I used to roll my eyes. But then I hit 30 and, rather than being promptly terminated, I simply kept getting older. And now, on the verge of 34, as I walk around the same places I’ve always walked around, I’ve begun to see what my dad had been seeing for all those years. Young people. I’d never really noticed them before but there they were, stressing me out by riding bikes without lights on and putting their empty Kopparberg bottles in the general waste rather than the mixed recycling section of public bins. But I can’t begrudge them. London is — or at least should be — a young city, which means the clock is ticking for me. Only last week I was queuing for the Overground and all the people around me had their headphones on and were nodding along to their music. I, on the other hand, was listening to the Ancient Warfare magazine podcast, which is about as cool as it sounds. Still, just to be on the safe side, I thought I’d better start nodding along, too. I didn’t want to freak anybody out.
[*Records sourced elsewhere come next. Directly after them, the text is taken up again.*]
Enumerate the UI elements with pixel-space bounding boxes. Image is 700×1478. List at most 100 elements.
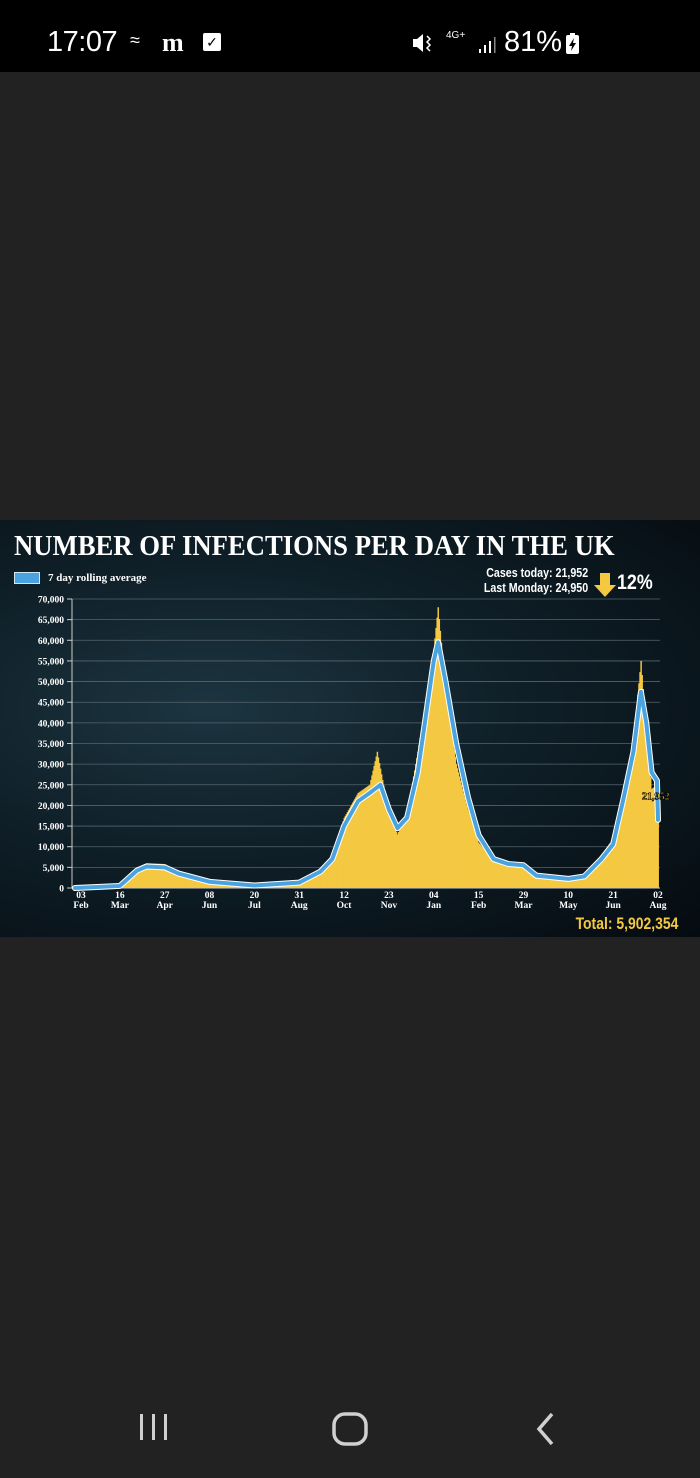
daily-bar	[407, 807, 410, 888]
daily-bar	[202, 880, 205, 888]
daily-bar	[376, 751, 379, 888]
wifi-calling-icon: ≈	[130, 30, 140, 50]
daily-bar	[173, 869, 176, 888]
cases-summary: Cases today: 21,952 Last Monday: 24,950	[484, 565, 588, 595]
y-tick-label: 70,000	[38, 596, 64, 606]
daily-bar	[312, 873, 315, 888]
daily-bar	[339, 831, 341, 888]
daily-bar	[325, 862, 327, 888]
daily-bar	[128, 875, 131, 888]
daily-bar	[507, 865, 510, 888]
daily-bar	[474, 832, 477, 888]
daily-bar	[139, 865, 142, 888]
back-icon[interactable]	[534, 1410, 558, 1448]
daily-bar	[460, 784, 463, 888]
daily-bar	[506, 864, 509, 888]
daily-bar	[560, 878, 562, 888]
y-tick-label: 65,000	[38, 616, 64, 626]
daily-bar	[536, 877, 539, 888]
daily-bar	[516, 866, 518, 888]
daily-bar	[214, 882, 216, 888]
daily-bar	[176, 871, 179, 888]
daily-bar	[552, 878, 555, 888]
daily-bar	[453, 749, 455, 888]
daily-bar	[611, 839, 614, 888]
daily-bar	[417, 751, 419, 888]
daily-bar	[153, 863, 155, 888]
daily-bar	[522, 867, 525, 888]
daily-bar	[464, 797, 466, 888]
daily-bar	[373, 765, 375, 888]
daily-bar	[588, 870, 590, 888]
recent-apps-icon[interactable]	[138, 1410, 172, 1444]
daily-bar	[652, 788, 654, 888]
daily-bar	[463, 793, 465, 888]
end-value-label: 21,952	[642, 791, 670, 802]
daily-bar	[149, 863, 151, 888]
daily-bar	[144, 863, 147, 888]
daily-bar	[141, 865, 144, 888]
daily-bar	[645, 731, 648, 888]
x-tick-day: 20	[250, 891, 260, 901]
daily-bar	[435, 627, 437, 888]
daily-bar	[140, 865, 143, 888]
daily-bar	[138, 866, 140, 888]
daily-bar	[157, 863, 160, 888]
daily-bar	[651, 788, 653, 888]
x-tick-month: Feb	[73, 901, 88, 911]
daily-bar	[163, 864, 165, 888]
daily-bar	[635, 716, 637, 888]
daily-bar	[133, 870, 135, 888]
daily-bar	[469, 816, 472, 888]
x-tick-day: 02	[653, 891, 663, 901]
daily-bar	[546, 877, 548, 888]
x-tick-day: 31	[294, 891, 304, 901]
daily-bar	[168, 866, 170, 888]
daily-bar	[370, 780, 372, 888]
daily-bar	[205, 881, 208, 888]
daily-bar	[337, 838, 339, 888]
daily-bar	[646, 742, 649, 888]
x-tick-day: 04	[429, 891, 439, 901]
x-tick-day: 08	[205, 891, 215, 901]
daily-bar	[561, 878, 563, 888]
legend-swatch	[14, 572, 40, 584]
daily-bar	[656, 785, 658, 888]
daily-bar	[201, 879, 203, 888]
daily-bar	[531, 874, 533, 888]
daily-bar	[393, 826, 396, 888]
daily-bar	[647, 754, 650, 888]
daily-bar	[203, 880, 206, 888]
daily-bar	[166, 865, 168, 888]
daily-bar	[190, 876, 193, 888]
home-icon[interactable]	[332, 1410, 368, 1448]
daily-bar	[415, 764, 417, 888]
daily-bar	[174, 870, 177, 888]
daily-bar	[478, 842, 480, 888]
total-cases: Total: 5,902,354	[575, 914, 678, 933]
daily-bar	[425, 696, 428, 888]
daily-bar	[574, 877, 576, 888]
daily-bar	[335, 844, 337, 888]
daily-bar	[191, 876, 194, 888]
daily-bar	[577, 876, 579, 888]
daily-bar	[196, 878, 198, 888]
daily-bar	[537, 877, 540, 888]
daily-bar	[569, 878, 572, 888]
daily-bar	[152, 863, 154, 888]
daily-bar	[355, 796, 357, 888]
daily-bar	[137, 866, 139, 888]
daily-bar	[388, 813, 390, 888]
daily-bar	[530, 873, 532, 888]
x-tick-day: 10	[564, 891, 574, 901]
daily-bar	[424, 703, 427, 888]
daily-bar	[583, 875, 586, 888]
x-tick-day: 27	[160, 891, 170, 901]
daily-bar	[481, 846, 483, 888]
daily-bar	[470, 819, 473, 888]
daily-bar	[343, 817, 346, 888]
daily-bar	[129, 874, 132, 888]
daily-bar	[369, 784, 371, 888]
daily-bar	[542, 877, 544, 888]
daily-bar	[619, 806, 621, 888]
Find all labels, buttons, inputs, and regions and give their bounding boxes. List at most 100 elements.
Coincidentally, I was just reading Claire Tomalin’s brilliant biography of Samuel Pepys and her description of the busy, boozy social life of junior office clerks in 1650s Whitehall was strikingly prescient. ‘They tried out new drinking places and borrowed and lent small sums of money to one another,’ she writes. ‘They gossiped about the great and made knowing jokes. Some lived with parents, some with friends or in lodgings… Some had rich uncles in the background and most had a keen eye for promotion possibilities.’

I mean, how familiar does that sound? Chuck in Tinder, Chicken Cottage and night buses, and you’re pretty much reading about every young Londoner today. I can’t help but find that magical.